Review: Gun Runner by Larry Correia and John D. Brown
Take the setting from Avatar, the toys from Evangelion, and the plot of “The Train Job” from Firefly, and you have GUN RUNNER.
Mecha tends to be more popular in visual media, and thus doesn’t get as much play time in literature. So when a good one comes along in print it’s worth exploring. Such is the case with GUN RUNNER by Larry Correia and John Brown.
Set in a not-too-distant future when interplanetary travel becomes common enough for the skies to resemble the Old West, humanity is back to its old tricks. There are power brokers and turf wars and unlikely heroes rising from the ranks of scrappy workers, fighting for their small corner of the galaxy.
The Characters
One such hero is a young man named Jackson Rook, known in propaganda as “Sergeant Jack,” who rose to prominence during a civil war on his homeworld of Gloss. In this future, cybernetic enhancements are the norm, but not everyone takes to them equally. Jackson’s rare ability to sync seamlessly with giant machines makes him an excellent mech pilot, and at the same time makes him vulnerable to hacking.
Having been hacked before—and forced to execute several of his comrades—he’s not keen to fully meld with machines ever again…so you know things are going to get to that point, because hey, Chekov’s gun. Now he just operates machines manually, and he’s still good at it, good enough to make a living in the skies.
Opposite Jackson is potential love interest Jane, a skilled hacker with a secret past of her own. She was able to stop Hacked-Jack without killing him, something that has endeared her to him, and he spends a fair amount of time pining for her as the story goes on. When she's not working on jobs for their captain, she's building mechanized mini-monsters that help with various missions, including a microbot called Fifi.
The Plot
The eponymous crew of gun runners take jobs from brokers for different governments—some of which are even legitimate. When Jackson’s crew gets hired to steal a state-of-the-art mech and take it to the planet Lush, they end up getting too close for comfort with the local warlord…and Jack starts to see things on the ground that remind him too much of the civil war on Gloss.
And thus, things get interesting.
The plot is fairly straightforward, and a number of the beats are even a little predictable, but still satisfying. The world is believable even if the tech level is advanced beyond our own. In the digital age of the 21st century, it’s easy to see how tech entities would use that kind of power if they had it; at its core, GUN RUNNER is showing how mankind would keep doing everything in the future the way they’ve done it in the past, with populations grappling for control of valuable resources, dividing into sides, and carving out their own security along the way.
The world
The settings range from a zero-G spaceship to an orbital station called Swindle, to the violent surface of the planet Lush where everything vies to be an apex predator, and everything wants to kill you. There's not a whole lot of handwavium when it comes to technology, beyond the "hyperdrive" that takes them from planet to planet.

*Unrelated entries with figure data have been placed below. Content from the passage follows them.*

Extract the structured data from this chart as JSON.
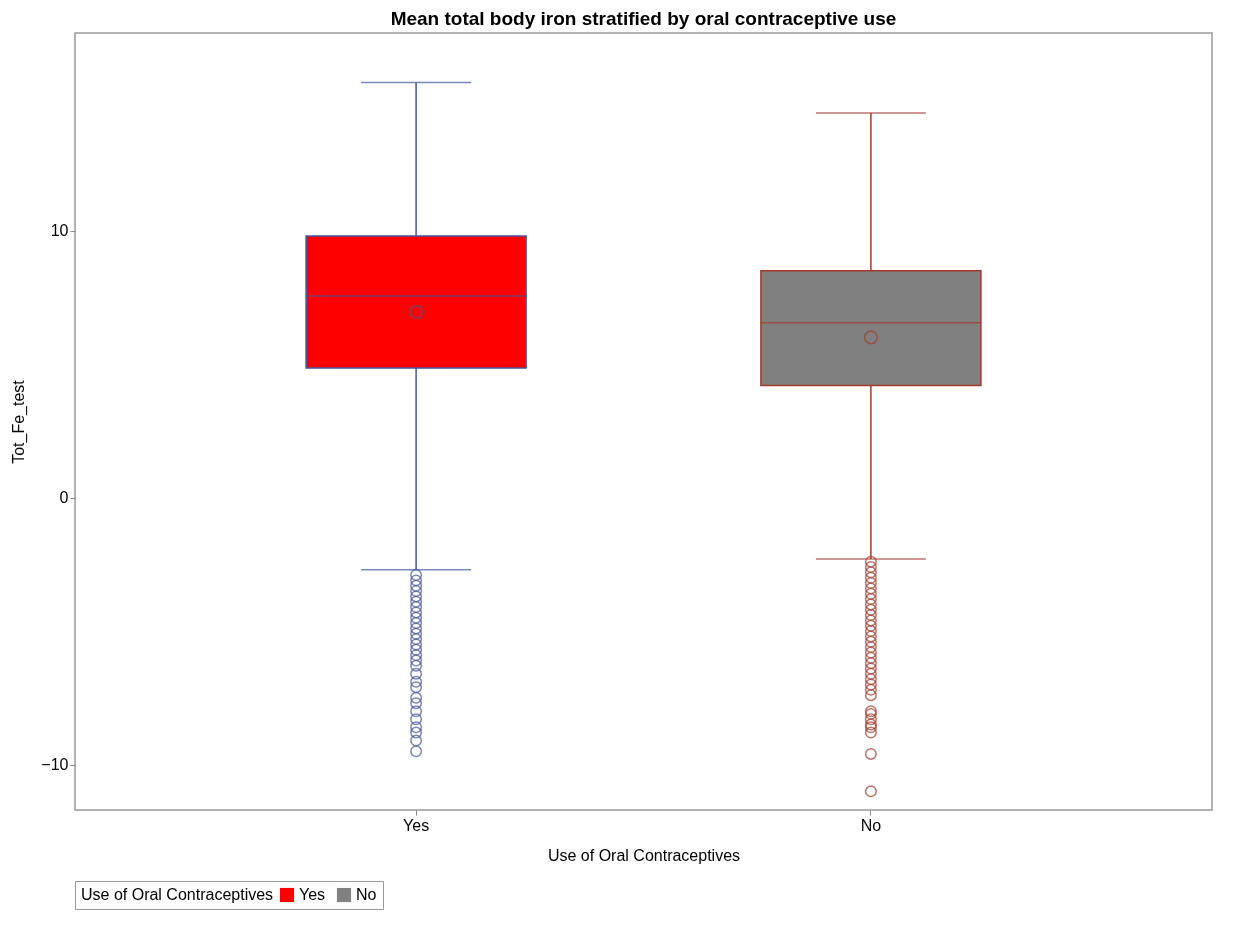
{
  "chart_data": {
    "type": "box",
    "title": "Mean total body iron stratified by oral contraceptive use",
    "xlabel": "Use of Oral Contraceptives",
    "ylabel": "Tot_Fe_test",
    "legend_title": "Use of Oral Contraceptives",
    "categories": [
      "Yes",
      "No"
    ],
    "series": [
      {
        "name": "Yes",
        "color": "#ff0000",
        "boxes": [
          {
            "low": -2.7,
            "q1": 4.85,
            "median": 7.55,
            "q3": 9.8,
            "high": 15.55,
            "mean": 6.95,
            "outliers": [
              -2.9,
              -3.1,
              -3.3,
              -3.5,
              -3.7,
              -3.9,
              -4.1,
              -4.3,
              -4.5,
              -4.7,
              -4.9,
              -5.1,
              -5.3,
              -5.5,
              -5.7,
              -5.9,
              -6.1,
              -6.3,
              -6.6,
              -6.9,
              -7.1,
              -7.5,
              -7.7,
              -8.0,
              -8.3,
              -8.6,
              -8.8,
              -9.1,
              -9.5
            ]
          },
          null
        ]
      },
      {
        "name": "No",
        "color": "#808080",
        "boxes": [
          null,
          {
            "low": -2.3,
            "q1": 4.2,
            "median": 6.55,
            "q3": 8.5,
            "high": 14.4,
            "mean": 6.0,
            "outliers": [
              -2.4,
              -2.6,
              -2.8,
              -3.0,
              -3.2,
              -3.4,
              -3.6,
              -3.8,
              -4.0,
              -4.2,
              -4.4,
              -4.6,
              -4.8,
              -5.0,
              -5.2,
              -5.4,
              -5.6,
              -5.8,
              -6.0,
              -6.2,
              -6.4,
              -6.6,
              -6.8,
              -7.0,
              -7.2,
              -7.4,
              -8.0,
              -8.1,
              -8.3,
              -8.5,
              -8.6,
              -8.8,
              -9.6,
              -11.0
            ]
          }
        ]
      }
    ],
    "ylim": [
      -11.7,
      17.4
    ],
    "yticks": [
      -10,
      0,
      10
    ],
    "grid": false,
    "legend": "bottom",
    "marker": "circle"
  }
}
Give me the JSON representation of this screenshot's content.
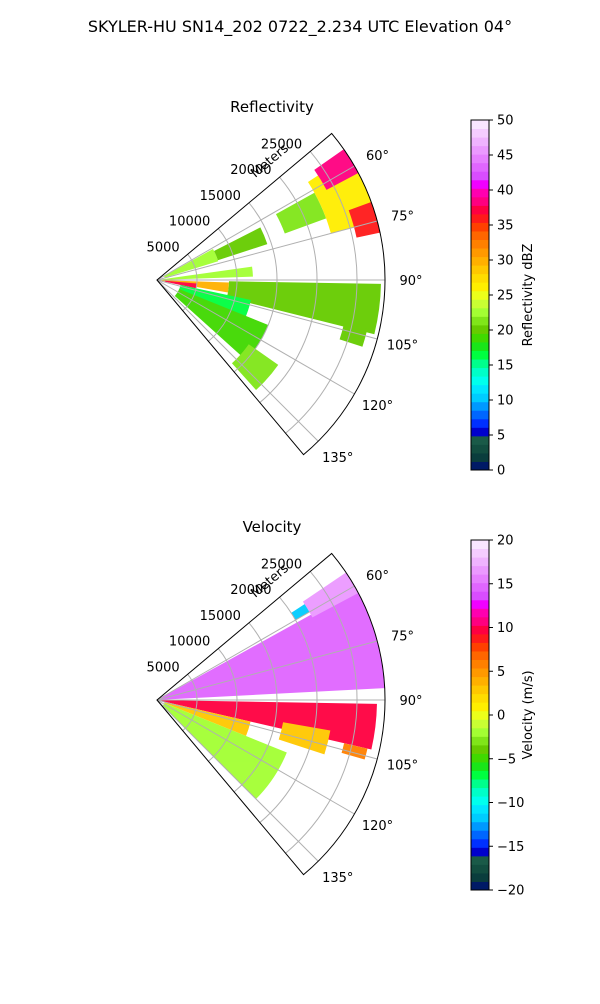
{
  "suptitle": "SKYLER-HU  SN14_202  0722_2.234 UTC Elevation 04°",
  "chart_data": [
    {
      "type": "heatmap",
      "projection": "polar-sector",
      "title": "Reflectivity",
      "radial_axis_label": "Meters",
      "radial_ticks": [
        5000,
        10000,
        15000,
        20000,
        25000
      ],
      "radial_tick_labels": [
        "5000",
        "10000",
        "15000",
        "20000",
        "25000"
      ],
      "rlim": [
        0,
        28500
      ],
      "theta_range_deg": [
        50,
        140
      ],
      "theta_ticks_deg": [
        60,
        75,
        90,
        105,
        120,
        135
      ],
      "theta_tick_labels": [
        "60°",
        "75°",
        "90°",
        "105°",
        "120°",
        "135°"
      ],
      "grid": true,
      "colorbar": {
        "label": "Reflectivity dBZ",
        "range": [
          0,
          50
        ],
        "ticks": [
          0,
          5,
          10,
          15,
          20,
          25,
          30,
          35,
          40,
          45,
          50
        ],
        "tick_labels": [
          "0",
          "5",
          "10",
          "15",
          "20",
          "25",
          "30",
          "35",
          "40",
          "45",
          "50"
        ],
        "colors": [
          "#001a66",
          "#0a3d3d",
          "#124d40",
          "#1a5a48",
          "#0000cc",
          "#0030ff",
          "#0066ff",
          "#0099ff",
          "#00ccff",
          "#00e6ff",
          "#00ffee",
          "#00ffc8",
          "#00ff8c",
          "#00ff40",
          "#19e619",
          "#40d900",
          "#66cc00",
          "#80e619",
          "#a3ff33",
          "#c8ff33",
          "#ecff1a",
          "#ffee00",
          "#ffdd00",
          "#ffc800",
          "#ffb000",
          "#ff9900",
          "#ff8000",
          "#ff6600",
          "#ff4000",
          "#ff1a1a",
          "#ff0040",
          "#ff0080",
          "#ff00b0",
          "#f000ff",
          "#d94dff",
          "#e066ff",
          "#e680ff",
          "#eb99ff",
          "#f0b3ff",
          "#f5ccff",
          "#fae6ff"
        ]
      },
      "echo_regions": [
        {
          "theta": [
            61,
            73
          ],
          "r": [
            1000,
            8000
          ],
          "value": 22
        },
        {
          "theta": [
            63,
            72
          ],
          "r": [
            8000,
            14500
          ],
          "value": 20
        },
        {
          "theta": [
            61,
            70
          ],
          "r": [
            17000,
            22500
          ],
          "value": 21
        },
        {
          "theta": [
            57,
            75
          ],
          "r": [
            22500,
            28500
          ],
          "value": 26
        },
        {
          "theta": [
            55,
            62
          ],
          "r": [
            24000,
            28500
          ],
          "value": 38
        },
        {
          "theta": [
            70,
            78
          ],
          "r": [
            25500,
            28500
          ],
          "value": 36
        },
        {
          "theta": [
            82,
            88
          ],
          "r": [
            0,
            12000
          ],
          "value": 23
        },
        {
          "theta": [
            92,
            100
          ],
          "r": [
            0,
            9000
          ],
          "value": 30
        },
        {
          "theta": [
            95,
            102
          ],
          "r": [
            1000,
            5000
          ],
          "value": 37
        },
        {
          "theta": [
            91,
            104
          ],
          "r": [
            9000,
            28000
          ],
          "value": 20
        },
        {
          "theta": [
            102,
            115
          ],
          "r": [
            3000,
            12000
          ],
          "value": 16
        },
        {
          "theta": [
            112,
            132
          ],
          "r": [
            3000,
            15000
          ],
          "value": 19
        },
        {
          "theta": [
            125,
            138
          ],
          "r": [
            14000,
            18500
          ],
          "value": 21
        },
        {
          "theta": [
            103,
            108
          ],
          "r": [
            24000,
            27000
          ],
          "value": 20
        }
      ]
    },
    {
      "type": "heatmap",
      "projection": "polar-sector",
      "title": "Velocity",
      "radial_axis_label": "Meters",
      "radial_ticks": [
        5000,
        10000,
        15000,
        20000,
        25000
      ],
      "radial_tick_labels": [
        "5000",
        "10000",
        "15000",
        "20000",
        "25000"
      ],
      "rlim": [
        0,
        28500
      ],
      "theta_range_deg": [
        50,
        140
      ],
      "theta_ticks_deg": [
        60,
        75,
        90,
        105,
        120,
        135
      ],
      "theta_tick_labels": [
        "60°",
        "75°",
        "90°",
        "105°",
        "120°",
        "135°"
      ],
      "grid": true,
      "colorbar": {
        "label": "Velocity (m/s)",
        "range": [
          -20,
          20
        ],
        "ticks": [
          -20,
          -15,
          -10,
          -5,
          0,
          5,
          10,
          15,
          20
        ],
        "tick_labels": [
          "−20",
          "−15",
          "−10",
          "−5",
          "0",
          "5",
          "10",
          "15",
          "20"
        ],
        "colors": [
          "#001a66",
          "#0a3d3d",
          "#124d40",
          "#1a5a48",
          "#0000cc",
          "#0030ff",
          "#0066ff",
          "#0099ff",
          "#00ccff",
          "#00e6ff",
          "#00ffee",
          "#00ffc8",
          "#00ff8c",
          "#00ff40",
          "#19e619",
          "#40d900",
          "#66cc00",
          "#80e619",
          "#a3ff33",
          "#c8ff33",
          "#ecff1a",
          "#ffee00",
          "#ffdd00",
          "#ffc800",
          "#ffb000",
          "#ff9900",
          "#ff8000",
          "#ff6600",
          "#ff4000",
          "#ff1a1a",
          "#ff0040",
          "#ff0080",
          "#ff00b0",
          "#f000ff",
          "#d94dff",
          "#e066ff",
          "#e680ff",
          "#eb99ff",
          "#f0b3ff",
          "#f5ccff",
          "#fae6ff"
        ]
      },
      "echo_regions": [
        {
          "theta": [
            61,
            87
          ],
          "r": [
            500,
            28500
          ],
          "value": 15
        },
        {
          "theta": [
            56,
            62
          ],
          "r": [
            22000,
            28500
          ],
          "value": 17
        },
        {
          "theta": [
            57,
            60
          ],
          "r": [
            20000,
            22000
          ],
          "value": -12
        },
        {
          "theta": [
            91,
            103
          ],
          "r": [
            500,
            27500
          ],
          "value": 10
        },
        {
          "theta": [
            103,
            112
          ],
          "r": [
            1000,
            12000
          ],
          "value": 3
        },
        {
          "theta": [
            112,
            135
          ],
          "r": [
            1000,
            17500
          ],
          "value": -2
        },
        {
          "theta": [
            100,
            108
          ],
          "r": [
            16000,
            22000
          ],
          "value": 3
        },
        {
          "theta": [
            103,
            106
          ],
          "r": [
            24000,
            27000
          ],
          "value": 6
        }
      ]
    }
  ]
}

It’s grittier than a Star Trek escapade without being so dour as the setting of The Expanse. The characters carry the story well and have their own intriguing backstories, which beg further exploration in sequels down the road. Of the many Correia-related stories that would adapt well to the screen, this has to be among the most colorful of them, and would do well visually what with the giant machine and giant monsters duking it out on the surface of Lush. Correia’s gaming background comes through strong in the worldbuilding.
And Brown’s own influence is there too, showing the same imagination that made his Dark God series a success. When two epic authors team up to write a story there’s a tendency to overstuff the word count, but GUN RUNNER doesn’t lag or stare at its own navel as it moves through the plot. This is the kind of adventurous sci-fi that keeps the pages turning.
Content warning
Put this one on the milder side of an R-rating as far as violence goes. There was little (if any) profanity, save for a few in-world terms that are harmless slang to the reader. Other than a couple of pool parties and some crew members eyeing the local womenfolk, there was no sexual content.
What makes this worth reading?
We as readers got into science fiction because we wanted to have fun, and GUN RUNNER delivers that in spades. It gives you the science side and the human nature side--the basic given facts about space travel, the behavior of smuggler crews and smalltime warlords, underground rebellions, and terrifying wildlife, as well as the near-future integration of computer tech and the human body. And then it just has fun. You want to see big mechs? Small mechs? Fancy mechs? Construction mechs? What about mechs patched together from junkyard scraps, duking it out with a wide array of monsters in a savage alien jungle? Because it's all there, and it's not afraid to feed your imagination along the way.
As a bonus, the audiobook version is an excellent production, narrated by the talented Oliver Wyman. Go check it out.